PyTorch is an open source Python package to create deep learning networks. The latest PyTorch versions are now provided as prebuilt Singularity containers on Rivanna. The basic concept of running Singularity containers on Rivanna is described here.

Similar to other popular deep learning frameworks like TensorFlow, Theano and CNTK, computations supported by the PyTorch package can be accelerated on general purpose graphics processing units (GPUs). All PyTorch container images provided on Rivanna require access to a GPU node. Access to GPU nodes is detailed in the sections below.

PyTorch on Rivanna

The PyTorch Singularity module is available on Rivanna:

module load singularity
module load pytorch/1.4.0-py37

Follow the on-screen instructions to copy the container to your directory.

To learn more about a container, use run-help:

singularity run-help pytorch-1.4.0-py37.sif

The output will look like this:

This container is backed by Anaconda version 2019.10 and provides the Python 3.7 bindings for:
    * PyTorch 1.4.0
    * TorchVision 0.5.0
    * Pandas 1.0.1
    * CUDA 10.1.243
    * CuDNN

PyTorch Jupyter Notebooks

Jupyter Notebooks can be used for interactive code development and execution of Python scripts and several other codes. We provide a Jupyter kernel for the aforementioned PyTorch container.

Accessing the JupyterLab Portal

  1. Open a web browser and go to:
  2. Use your “Netbadge” credentials to log in.
  3. On the top right of the menu bar of the Open OnDemand dashboard, click on Interactive Apps.
  4. In the drop-down box, click on JupyterLab.

Requesting access to a GPU node

To start a JupyterLab session, fill out the resource request webform. To request access to a GPU, verify the correct selection for the following parameters:

  1. Under Rivanna Partition, choose “GPU”.
  2. Under Optional GPU Type, choose “NVIDIA K80”, “NVIDIA P100”, “NVIDIA V100”, “NVIDIA RTX20280” or leave it as “default”. Click Launch to start the session.

Editing and Running the Notebook

Once the JupyterLab instance has started, you can edit and run your notebook as described here.

PyTorch SLURM jobs

Singularity can make use of the local NVIDIA drivers installed on a host equipped with a GPU device. The SLURM script needs to include the #SBATCH -p gpuand #SBATCH --gres=gpu directives in order to request access to a GPU node and its GPU device. Please visit the Jobs Using a GPU section for details.

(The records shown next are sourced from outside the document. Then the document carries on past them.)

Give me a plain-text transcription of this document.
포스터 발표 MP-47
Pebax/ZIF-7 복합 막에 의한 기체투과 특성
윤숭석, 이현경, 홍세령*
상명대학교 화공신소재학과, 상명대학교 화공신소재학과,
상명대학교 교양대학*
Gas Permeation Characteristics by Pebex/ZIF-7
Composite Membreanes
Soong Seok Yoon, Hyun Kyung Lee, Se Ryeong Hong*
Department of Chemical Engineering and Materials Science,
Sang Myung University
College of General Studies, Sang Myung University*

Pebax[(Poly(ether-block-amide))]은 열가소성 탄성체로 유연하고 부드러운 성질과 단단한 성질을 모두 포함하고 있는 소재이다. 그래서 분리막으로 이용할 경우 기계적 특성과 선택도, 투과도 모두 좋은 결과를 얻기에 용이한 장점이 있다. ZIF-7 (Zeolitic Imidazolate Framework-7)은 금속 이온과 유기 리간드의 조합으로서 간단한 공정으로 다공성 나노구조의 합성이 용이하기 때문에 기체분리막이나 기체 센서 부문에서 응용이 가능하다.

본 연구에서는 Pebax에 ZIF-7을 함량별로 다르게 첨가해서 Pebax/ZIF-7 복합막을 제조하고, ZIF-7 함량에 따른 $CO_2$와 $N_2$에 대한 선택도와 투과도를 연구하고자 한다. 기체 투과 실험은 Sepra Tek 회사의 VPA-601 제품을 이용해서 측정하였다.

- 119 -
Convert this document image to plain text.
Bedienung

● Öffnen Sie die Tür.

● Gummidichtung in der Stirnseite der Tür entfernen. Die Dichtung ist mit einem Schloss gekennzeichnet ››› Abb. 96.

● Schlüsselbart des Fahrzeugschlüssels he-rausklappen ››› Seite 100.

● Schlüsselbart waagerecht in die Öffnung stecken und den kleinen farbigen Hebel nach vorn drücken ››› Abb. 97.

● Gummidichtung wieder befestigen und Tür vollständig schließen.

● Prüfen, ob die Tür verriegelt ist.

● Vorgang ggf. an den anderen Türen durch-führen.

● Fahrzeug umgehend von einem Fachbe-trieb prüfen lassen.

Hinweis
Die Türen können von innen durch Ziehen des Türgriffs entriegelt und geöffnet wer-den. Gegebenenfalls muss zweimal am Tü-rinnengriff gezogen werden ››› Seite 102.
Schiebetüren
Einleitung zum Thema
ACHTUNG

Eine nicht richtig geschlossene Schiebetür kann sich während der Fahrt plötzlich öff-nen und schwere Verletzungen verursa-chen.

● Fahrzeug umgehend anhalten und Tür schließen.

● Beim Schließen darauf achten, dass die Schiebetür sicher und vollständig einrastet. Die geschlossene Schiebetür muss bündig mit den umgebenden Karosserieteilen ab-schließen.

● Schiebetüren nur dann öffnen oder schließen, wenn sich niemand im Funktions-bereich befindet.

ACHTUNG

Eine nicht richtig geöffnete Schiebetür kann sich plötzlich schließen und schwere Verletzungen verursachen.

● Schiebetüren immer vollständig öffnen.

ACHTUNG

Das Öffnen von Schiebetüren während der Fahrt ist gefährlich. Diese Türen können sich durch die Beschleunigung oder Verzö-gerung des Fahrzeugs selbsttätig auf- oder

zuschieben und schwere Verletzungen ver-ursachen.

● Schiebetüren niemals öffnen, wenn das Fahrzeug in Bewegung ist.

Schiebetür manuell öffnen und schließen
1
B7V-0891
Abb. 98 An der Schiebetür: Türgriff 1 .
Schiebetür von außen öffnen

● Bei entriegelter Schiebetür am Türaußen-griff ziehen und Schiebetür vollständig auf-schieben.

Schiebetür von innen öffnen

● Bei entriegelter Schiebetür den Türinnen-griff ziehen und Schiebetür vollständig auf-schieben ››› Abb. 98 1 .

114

To run commands in an GPU-enabled container image, load the singularity module and add the --nv flag when executing the singularity run or singularity exec commands. Before running the following commands it is assumed that the container image has been copied to your home directory.

For example:

module load singularity
singularity run --nv ~/pytorch-1.4.0-py37.sif

In the container build script, python was defined as the default command to be executed and singularity passes the argument(s) after the image name, i.e., to the python interpreter. So the above singularity command is equivalent to

singularity exec --nv ~/pytorch-1.4.0-py37.sif python

The PyTorch container images were built to include CUDA and cuDNN libraries that are required by PyTorch. Since these libraries are provided within each container, we do not need to load the CUDA/cuDNN libraries available on the host.

Example SLURM Batch Script

#!/usr/bin/env bash
#SBATCH -J pytorchtest
#SBATCH -o pytorchtest-%A.out
#SBATCH -e pytorchtest-%A.err
#SBATCH -p gpu
#SBATCH --gres=gpu:1
#SBATCH -c 1
#SBATCH -t 00:01:00
#SBATCH -A mygroup

module purge
module load singularity

# Assuming that the container has been copied to the user's home directory
singularity run --nv ~/pytorch-1.4.0-py37.sif

PyTorch Interactive Jobs (ijob)

Just as described for SLURM jobs, it is recommended to copy the PyTorch container to your home directory before starting an ijob.

Start an ijob. Note the addition of -p gpu and --gres=gpu to request access to a GPU node and its GPU device.

ijob  -A mygroup -p gpu --gres=gpu -c 1
module purge
module load singularity
singularity run --nv ~/pytorch-1.4.0-py37.sif

Interaction with the Host File System

The following user directories are overlayed onto each container by default on Rivanna:

  • /home
  • /scratch
  • /nv
  • /project

Due to the overlay, these directories are by default the same inside and outside the container with the same read, write, and execute permissions. This means that file modifications in these directories (e.g. in /home) via processes running inside the container are persistent even after the container instance exits. The /nv and /project directories refer to leased storage locations that may not be available to all users.